In a shooting situation like this, I usually set my in-camera White Balance by capturing an image of the grass nearby and using that image as a WB reference image.
As you know with Infrared, you can shoot at any time of day. However, you want to mindful of your shadows and you may want to shoot from a different angle depending on the situation. In the image below you’ll notice my shadows are almost straight down because I was shooting shortly after noon.
If you don’t like the shadowing you are getting, find yourself a comfortable place to sit and wait a bit, or come back later. Also, watch for sun flares reflecting off the water.
I always like to have two options when I go out to shoot Water Lilies. First, is a good telephoto lens. That 70-200mm you like to use for Portraits will work great here. Got a 300mm or higher? Bring it. That Water Lilly that is towards the middle of the pond and not easy to get to is now a breeze for you.
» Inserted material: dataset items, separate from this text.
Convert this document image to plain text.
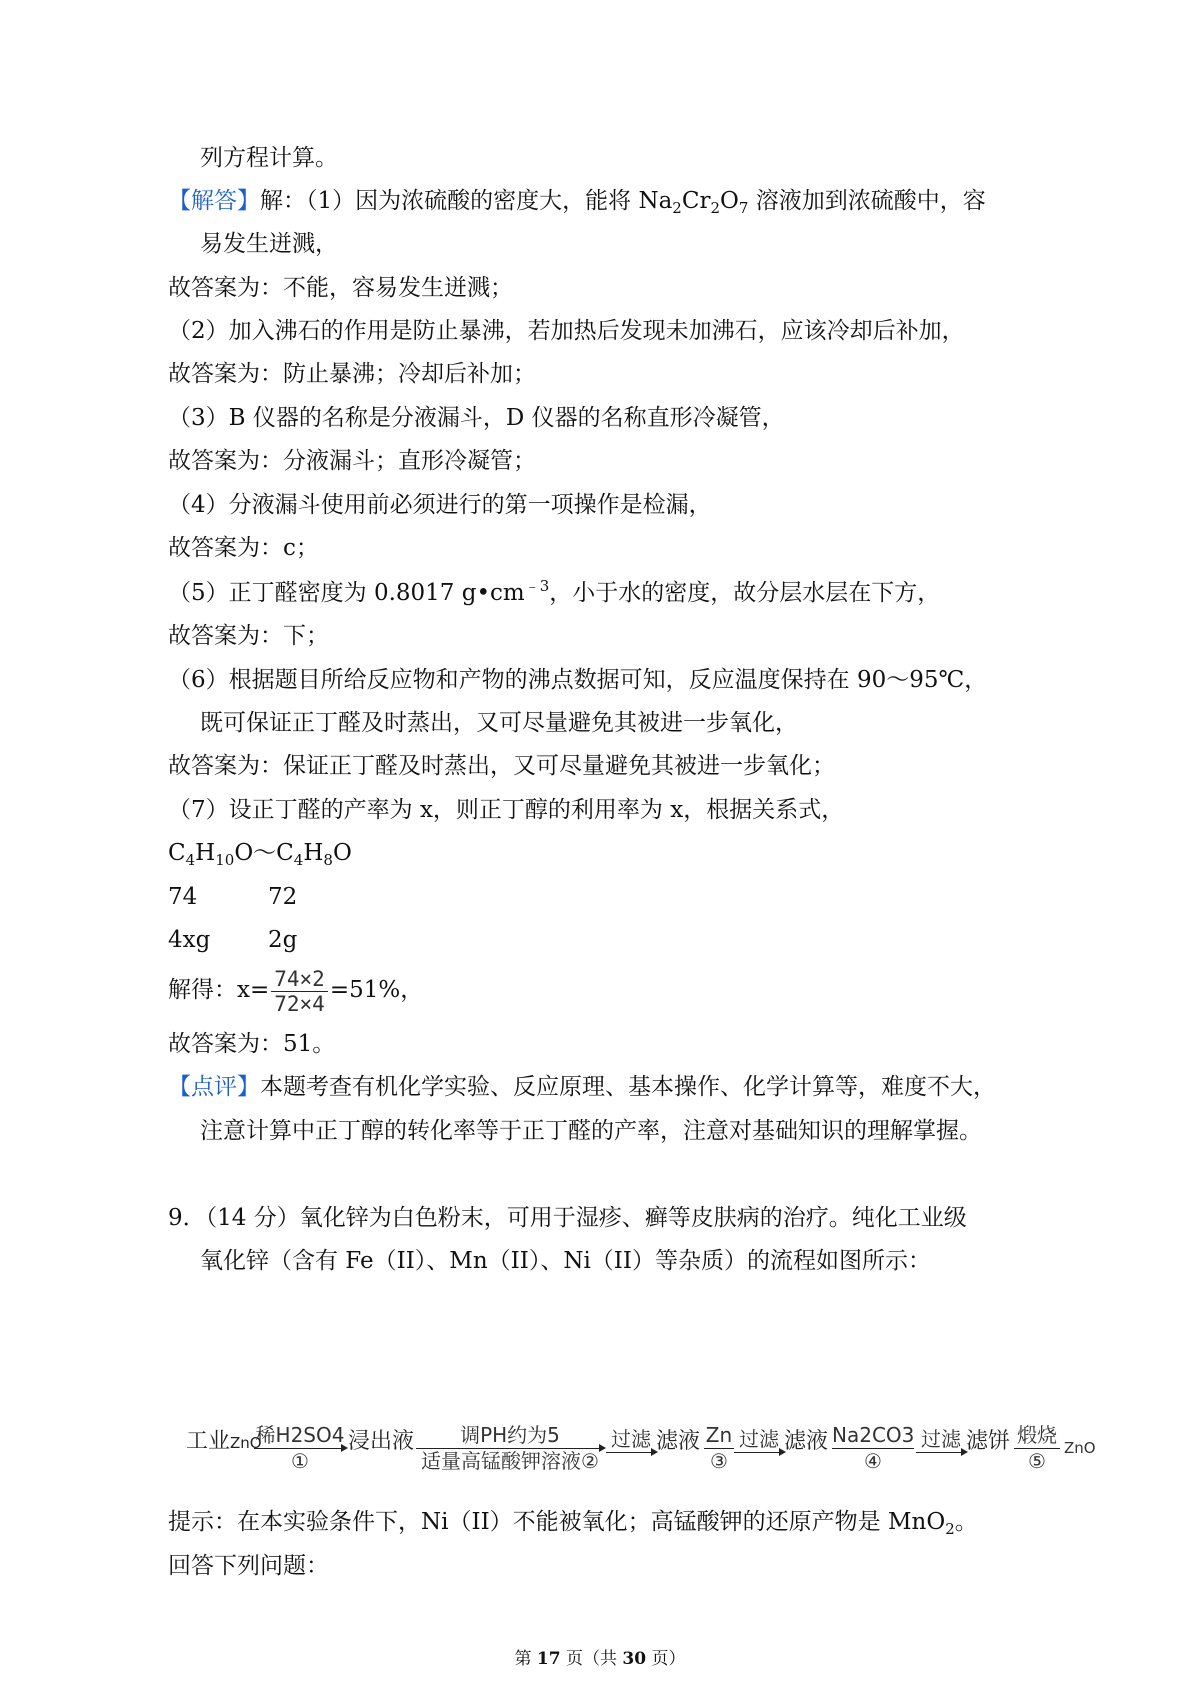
列方程计算。
【解答】解：（1）因为浓硫酸的密度大，能将 $Na_2Cr_2O_7$ 溶液加到浓硫酸中，容
易发生迸溅，
故答案为：不能，容易发生迸溅；
（2）加入沸石的作用是防止暴沸，若加热后发现未加沸石，应该冷却后补加，
故答案为：防止暴沸；冷却后补加；
（3）B 仪器的名称是分液漏斗，D 仪器的名称直形冷凝管，
故答案为：分液漏斗；直形冷凝管；
（4）分液漏斗使用前必须进行的第一项操作是检漏，
故答案为：c；
（5）正丁醛密度为 0.8017 $g•cm^{﹣3}$，小于水的密度，故分层水层在下方，
故答案为：下；
（6）根据题目所给反应物和产物的沸点数据可知，反应温度保持在 90～95℃，
既可保证正丁醛及时蒸出，又可尽量避免其被进一步氧化，
故答案为：保证正丁醛及时蒸出，又可尽量避免其被进一步氧化；
（7）设正丁醛的产率为 x，则正丁醇的利用率为 x，根据关系式，
$C_4H_{10}O\sim C_4H_8O$
74	72
4xg	2g
解得：$x= \frac{74\times 2}{72\times 4} =51\%$，
故答案为：51。
【点评】本题考查有机化学实验、反应原理、基本操作、化学计算等，难度不大，
注意计算中正丁醇的转化率等于正丁醛的产率，注意对基础知识的理解掌握。
9．（14 分）氧化锌为白色粉末，可用于湿疹、癣等皮肤病的治疗。纯化工业级
氧化锌（含有 Fe（II）、Mn（II）、Ni（II）等杂质）的流程如图所示：
工业ZnO
稀H2SO4
①
浸出液	调PH约为5
适量高锰酸钾溶液②
过滤 滤液 Zn
③
过滤 滤液 Na2CO3
④
过滤 滤饼 煅烧
⑤
ZnO
提示：在本实验条件下，Ni（II）不能被氧化；高锰酸钾的还原产物是 MnO$_2$。
回答下列问题：
第 17 页（共 30 页）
Second, I always bring along my Lensbaby Velvet 85. If there is a Water Lily close to the edge, the Lensbaby Velvet 85 is perfect and I can make use of that great sharp and softness you can only get with the Velvet lens.
Most people walk up to a pond with Water Lilies and then shoot down on them. The image can look good that way, but also try going low and shooting slightly above water level to give you a different perspective.
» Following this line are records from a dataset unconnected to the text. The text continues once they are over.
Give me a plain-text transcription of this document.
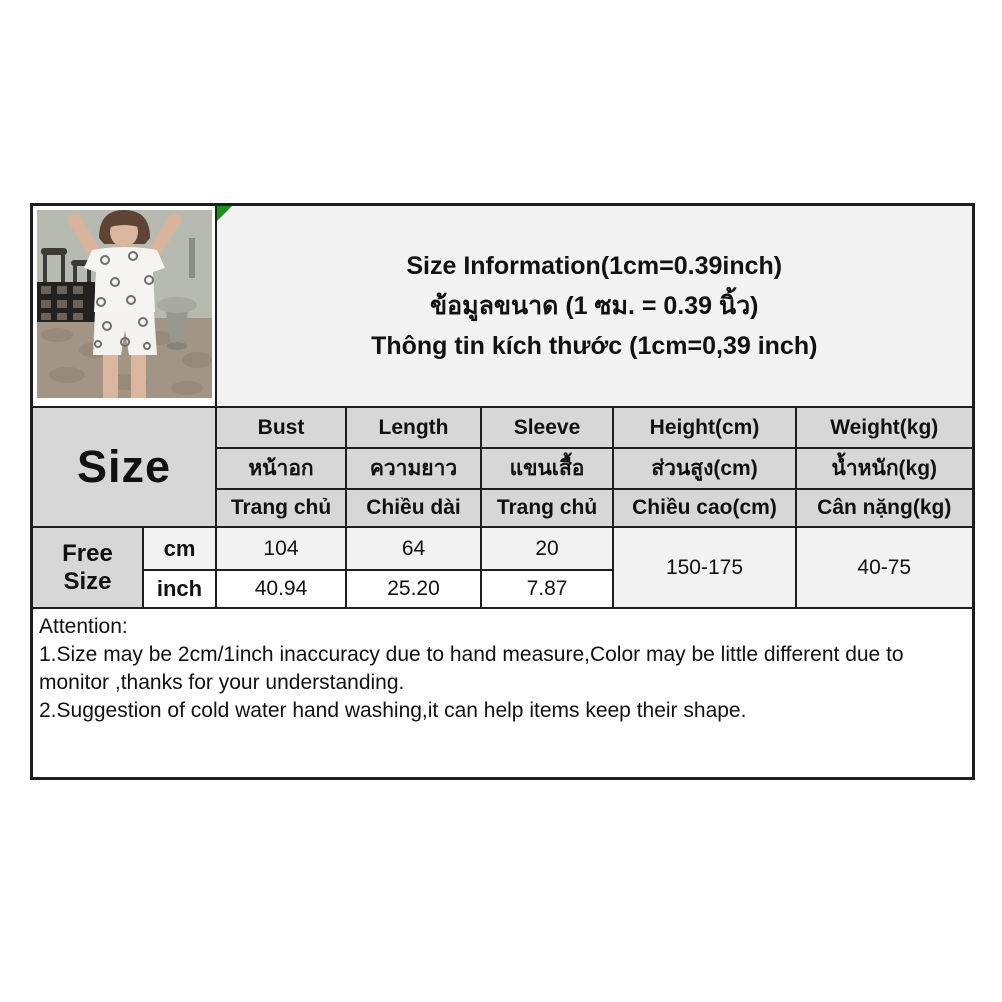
Size Information(1cm=0.39inch)
ข้อมูลขนาด (1 ซม. = 0.39 นิ้ว)
Thông tin kích thước (1cm=0,39 inch)				

Size		Bust	Length	Sleeve	Height(cm)	Weight(kg)
		หน้าอก	ความยาว	แขนเสื้อ	ส่วนสูง(cm)	น้ำหนัก(kg)
		Trang chủ	Chiều dài	Trang chủ	Chiều cao(cm)	Cân nặng(kg)
Free Size	cm	104	64	20	150-175	40-75
	inch	40.94	25.20	7.87		

Attention:
1.Size may be 2cm/1inch inaccuracy due to hand measure,Color may be little different due to monitor ,thanks for your understanding.
2.Suggestion of cold water hand washing,it can help items keep their shape.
Take your time while you are there and enjoy the beauty you are shooting. If possible, stay relatively still and you may get the opportunity to catch a Dragonfly visiting the Lily you are shooting.
In the image above the Dragonfly was only there for a split second before moving on. By having my camera set to auto exposure bracketing, I press and hold the shutter and my camera catches multiple images. In Continous Shooting Mode, my camera will capture exposures as fast as it can. Later I can pick the one or two that are good and delete the others.
Just like always, you will want to use the RAW editor made for your camera to convert your RAW files. With IR types like Super Color, Enhanced, Standard, or Deep B&W use the petal of the Lily for your White Balance, and you will see your image pop. With Hyper Color, simply select any area in the image that has a green tint and use that for the WB and you will get the results you expect from a Hyper Color image.
With all types of IR, except Hyper Color consider removing any blue tones you see as they tend to distract from the image. With all types of IR, consider using Selective Color in Photoshop to darken and define the color tones.
That’s about it.
Now here are a few images to encourage you to go out and make some IR Water Lilies of your own.
Now it’s your turn, but don’t wait, it’s 3 1/2 weeks until Fall and then the Water Lilies will be gone until next year.